Exercise 4: Logistic Regression on a Real Dataset#

Reproduce the pipeline from the book using the Pima Indians Diabetes Dataset, available at https://www.kaggle.com/datasets/uciml/pima-indians-diabetes-database.

This dataset contains medical measurements and a binary label indicating diabetes diagnosis.

  1. Preprocess the data as done in class:

    • Download diabetes.csv.

    • Extract features \(X\) and labels \(y\).

    • Standardize the features (mean 0, variance 1).
      Explain why normalization is required, connecting to:

      • conditioning,

      • stable optimization,

      • meaningful gradient magnitudes.

    • Add a bias column of 1s.

  2. Implement logistic regression from scratch (sigmoid + BCE + gradient), and optimize using SGD with:

    • a batch size of 32, a learning rate of \(10^{-3}\), and 200 epochs.

    • for each epoch, track full-dataset BCE loss and full-dataset accuracy.

    • in a plot, visualize the behavior of Loss vs epoch and Accuracy vs epoch. Comment the results.

  3. Train the same model using Adam (using the formulas from class):

    \[ \Theta_{k+1} = \Theta_k - \eta \frac{\hat m_k}{\sqrt{\hat v_k} + \epsilon}. \]

    with a learning rate of \(10^{-3}\), a batch size of 32, and 200 epochs. Then, plot SGD vs Adam loss and accuracy curves.

  4. For each method, evaluate:

    • Final accuracy,

    • Confusion matrix,

    • Precision, Recall, F1.

  5. Discuss on which method converge faster, which oscillate more, and how this relates to adaptive learning rates discussed in class.

Optional Extension: From Logistic Regression to a Simple Neural Network#

This optional section mirrors the final part of the supervised learning chapter.
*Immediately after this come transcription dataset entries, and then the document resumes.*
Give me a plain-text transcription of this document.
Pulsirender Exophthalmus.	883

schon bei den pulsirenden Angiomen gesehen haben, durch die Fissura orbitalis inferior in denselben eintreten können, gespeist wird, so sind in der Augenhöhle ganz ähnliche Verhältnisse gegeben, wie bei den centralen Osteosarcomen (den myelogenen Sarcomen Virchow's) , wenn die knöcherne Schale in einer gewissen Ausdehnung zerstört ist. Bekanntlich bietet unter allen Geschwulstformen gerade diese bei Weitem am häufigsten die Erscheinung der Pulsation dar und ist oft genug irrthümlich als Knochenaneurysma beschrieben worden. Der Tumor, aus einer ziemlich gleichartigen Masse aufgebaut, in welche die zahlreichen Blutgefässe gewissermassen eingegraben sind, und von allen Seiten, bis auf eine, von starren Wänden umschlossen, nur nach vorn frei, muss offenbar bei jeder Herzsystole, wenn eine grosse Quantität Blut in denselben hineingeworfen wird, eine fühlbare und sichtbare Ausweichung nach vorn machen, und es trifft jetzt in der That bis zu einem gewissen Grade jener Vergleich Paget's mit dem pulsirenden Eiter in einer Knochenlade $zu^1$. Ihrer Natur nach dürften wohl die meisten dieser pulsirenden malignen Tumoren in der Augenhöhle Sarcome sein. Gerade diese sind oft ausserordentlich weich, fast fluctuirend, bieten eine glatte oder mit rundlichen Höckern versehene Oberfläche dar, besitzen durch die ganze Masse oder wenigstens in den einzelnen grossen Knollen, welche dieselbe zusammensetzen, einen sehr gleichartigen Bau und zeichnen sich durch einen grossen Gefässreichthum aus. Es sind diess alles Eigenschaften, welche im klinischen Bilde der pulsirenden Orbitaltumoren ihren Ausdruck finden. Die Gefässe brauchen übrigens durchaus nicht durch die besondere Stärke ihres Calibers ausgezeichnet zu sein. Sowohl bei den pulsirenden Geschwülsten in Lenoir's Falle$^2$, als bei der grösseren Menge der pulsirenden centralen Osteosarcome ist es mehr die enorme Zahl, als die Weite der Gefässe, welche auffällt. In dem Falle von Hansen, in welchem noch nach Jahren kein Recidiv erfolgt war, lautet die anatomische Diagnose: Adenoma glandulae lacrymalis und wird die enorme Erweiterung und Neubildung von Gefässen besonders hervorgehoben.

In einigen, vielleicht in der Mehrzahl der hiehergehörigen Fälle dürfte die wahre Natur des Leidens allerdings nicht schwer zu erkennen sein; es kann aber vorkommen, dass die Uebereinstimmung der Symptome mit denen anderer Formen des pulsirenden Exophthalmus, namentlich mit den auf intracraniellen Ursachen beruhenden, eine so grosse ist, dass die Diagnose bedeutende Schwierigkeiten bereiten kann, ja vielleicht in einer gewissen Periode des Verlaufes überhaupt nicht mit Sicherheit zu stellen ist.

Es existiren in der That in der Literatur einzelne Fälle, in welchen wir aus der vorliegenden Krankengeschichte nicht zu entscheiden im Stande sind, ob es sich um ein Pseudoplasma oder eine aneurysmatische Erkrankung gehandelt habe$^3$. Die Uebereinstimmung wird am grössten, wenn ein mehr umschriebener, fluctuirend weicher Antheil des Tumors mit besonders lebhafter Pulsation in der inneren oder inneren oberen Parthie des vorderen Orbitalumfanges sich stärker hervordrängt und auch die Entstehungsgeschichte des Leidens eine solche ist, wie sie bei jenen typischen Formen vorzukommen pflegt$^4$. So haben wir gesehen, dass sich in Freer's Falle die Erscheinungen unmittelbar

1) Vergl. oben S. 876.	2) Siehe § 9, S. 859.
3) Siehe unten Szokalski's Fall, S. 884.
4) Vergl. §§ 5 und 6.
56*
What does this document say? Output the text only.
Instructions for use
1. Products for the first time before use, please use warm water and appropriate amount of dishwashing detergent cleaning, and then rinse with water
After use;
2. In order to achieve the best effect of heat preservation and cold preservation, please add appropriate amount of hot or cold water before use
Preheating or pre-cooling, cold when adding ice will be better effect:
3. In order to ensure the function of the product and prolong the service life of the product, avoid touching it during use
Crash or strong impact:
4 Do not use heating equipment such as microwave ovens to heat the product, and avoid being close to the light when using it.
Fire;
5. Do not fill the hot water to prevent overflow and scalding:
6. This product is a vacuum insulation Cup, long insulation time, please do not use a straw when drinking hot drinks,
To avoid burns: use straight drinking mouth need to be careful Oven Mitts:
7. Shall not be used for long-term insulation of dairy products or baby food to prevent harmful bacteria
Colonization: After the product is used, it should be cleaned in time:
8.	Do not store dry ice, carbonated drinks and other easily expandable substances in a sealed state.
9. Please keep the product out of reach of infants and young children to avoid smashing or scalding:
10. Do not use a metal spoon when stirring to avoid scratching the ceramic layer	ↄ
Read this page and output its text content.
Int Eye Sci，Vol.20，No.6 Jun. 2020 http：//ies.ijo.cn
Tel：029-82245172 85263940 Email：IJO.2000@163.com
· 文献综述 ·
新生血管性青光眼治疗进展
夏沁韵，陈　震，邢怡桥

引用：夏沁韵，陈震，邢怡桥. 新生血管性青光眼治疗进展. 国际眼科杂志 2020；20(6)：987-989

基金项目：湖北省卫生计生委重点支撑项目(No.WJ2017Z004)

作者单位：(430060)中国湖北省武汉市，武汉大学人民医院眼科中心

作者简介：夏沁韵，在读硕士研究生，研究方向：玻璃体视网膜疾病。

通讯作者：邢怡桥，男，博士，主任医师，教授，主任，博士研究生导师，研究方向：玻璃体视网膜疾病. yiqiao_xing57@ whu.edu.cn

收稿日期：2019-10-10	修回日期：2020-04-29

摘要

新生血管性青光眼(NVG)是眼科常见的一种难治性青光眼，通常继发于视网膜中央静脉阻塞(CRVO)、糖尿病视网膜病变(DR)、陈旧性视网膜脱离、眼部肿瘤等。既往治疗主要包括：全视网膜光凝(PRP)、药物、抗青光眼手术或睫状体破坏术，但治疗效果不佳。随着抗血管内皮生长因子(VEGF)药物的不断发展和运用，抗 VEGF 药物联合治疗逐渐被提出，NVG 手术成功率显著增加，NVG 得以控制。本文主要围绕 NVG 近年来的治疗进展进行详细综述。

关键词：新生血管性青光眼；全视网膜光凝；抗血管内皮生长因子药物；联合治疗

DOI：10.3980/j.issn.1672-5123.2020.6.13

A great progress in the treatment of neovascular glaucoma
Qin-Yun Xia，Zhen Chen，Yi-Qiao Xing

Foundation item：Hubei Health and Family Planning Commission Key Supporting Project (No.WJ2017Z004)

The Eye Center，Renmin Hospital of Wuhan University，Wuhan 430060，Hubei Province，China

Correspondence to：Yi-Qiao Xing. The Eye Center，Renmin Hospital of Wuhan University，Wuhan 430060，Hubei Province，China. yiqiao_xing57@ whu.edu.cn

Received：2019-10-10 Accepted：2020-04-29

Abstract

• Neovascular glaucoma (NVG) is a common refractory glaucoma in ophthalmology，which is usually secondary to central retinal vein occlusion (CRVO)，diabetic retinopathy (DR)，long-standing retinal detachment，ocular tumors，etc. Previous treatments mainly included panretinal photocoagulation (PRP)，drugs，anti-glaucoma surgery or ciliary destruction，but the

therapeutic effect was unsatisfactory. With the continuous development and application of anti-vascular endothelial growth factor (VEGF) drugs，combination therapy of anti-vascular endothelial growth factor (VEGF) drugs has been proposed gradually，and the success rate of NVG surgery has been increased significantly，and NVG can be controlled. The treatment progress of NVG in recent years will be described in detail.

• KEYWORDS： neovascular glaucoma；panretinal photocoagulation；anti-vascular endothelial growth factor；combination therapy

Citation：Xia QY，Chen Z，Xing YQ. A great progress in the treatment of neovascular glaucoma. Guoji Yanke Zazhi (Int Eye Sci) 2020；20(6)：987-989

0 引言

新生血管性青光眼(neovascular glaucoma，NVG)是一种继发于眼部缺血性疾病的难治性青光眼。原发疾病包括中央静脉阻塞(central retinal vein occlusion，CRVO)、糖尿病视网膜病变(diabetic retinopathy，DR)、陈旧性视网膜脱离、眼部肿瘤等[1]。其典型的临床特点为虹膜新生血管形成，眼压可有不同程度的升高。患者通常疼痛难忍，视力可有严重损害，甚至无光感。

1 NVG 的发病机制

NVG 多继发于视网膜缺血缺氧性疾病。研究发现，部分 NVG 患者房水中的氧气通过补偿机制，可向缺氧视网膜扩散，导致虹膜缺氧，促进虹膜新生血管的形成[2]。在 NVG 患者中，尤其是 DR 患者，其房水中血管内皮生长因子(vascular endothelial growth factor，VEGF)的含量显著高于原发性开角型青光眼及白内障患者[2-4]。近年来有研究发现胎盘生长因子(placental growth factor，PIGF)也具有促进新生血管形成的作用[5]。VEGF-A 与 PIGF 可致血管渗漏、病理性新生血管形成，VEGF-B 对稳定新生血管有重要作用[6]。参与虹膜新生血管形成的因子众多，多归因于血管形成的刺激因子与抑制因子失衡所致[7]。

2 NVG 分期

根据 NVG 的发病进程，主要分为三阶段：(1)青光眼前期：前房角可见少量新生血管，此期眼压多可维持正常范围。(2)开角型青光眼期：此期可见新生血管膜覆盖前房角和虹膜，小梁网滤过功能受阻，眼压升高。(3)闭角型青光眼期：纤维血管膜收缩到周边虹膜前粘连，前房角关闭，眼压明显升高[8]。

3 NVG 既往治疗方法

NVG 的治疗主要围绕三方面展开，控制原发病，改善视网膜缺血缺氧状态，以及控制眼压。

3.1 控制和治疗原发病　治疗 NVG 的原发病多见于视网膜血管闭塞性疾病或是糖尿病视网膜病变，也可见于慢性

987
Implement a neural network with:

  • One hidden layer,

  • ReLU activation,

  • Sigmoid output layer.

You may reuse the implementation shown in the main text. Then:

  1. Train the neural network on the same Kaggle dataset.

  2. Track:

    • BCE loss vs epoch,

    • Accuracy vs epoch.

  3. Compare and discuss the performance against logistic regression.

Note

This extension is not mandatory for passing the exam but can improve your understanding of model capacity.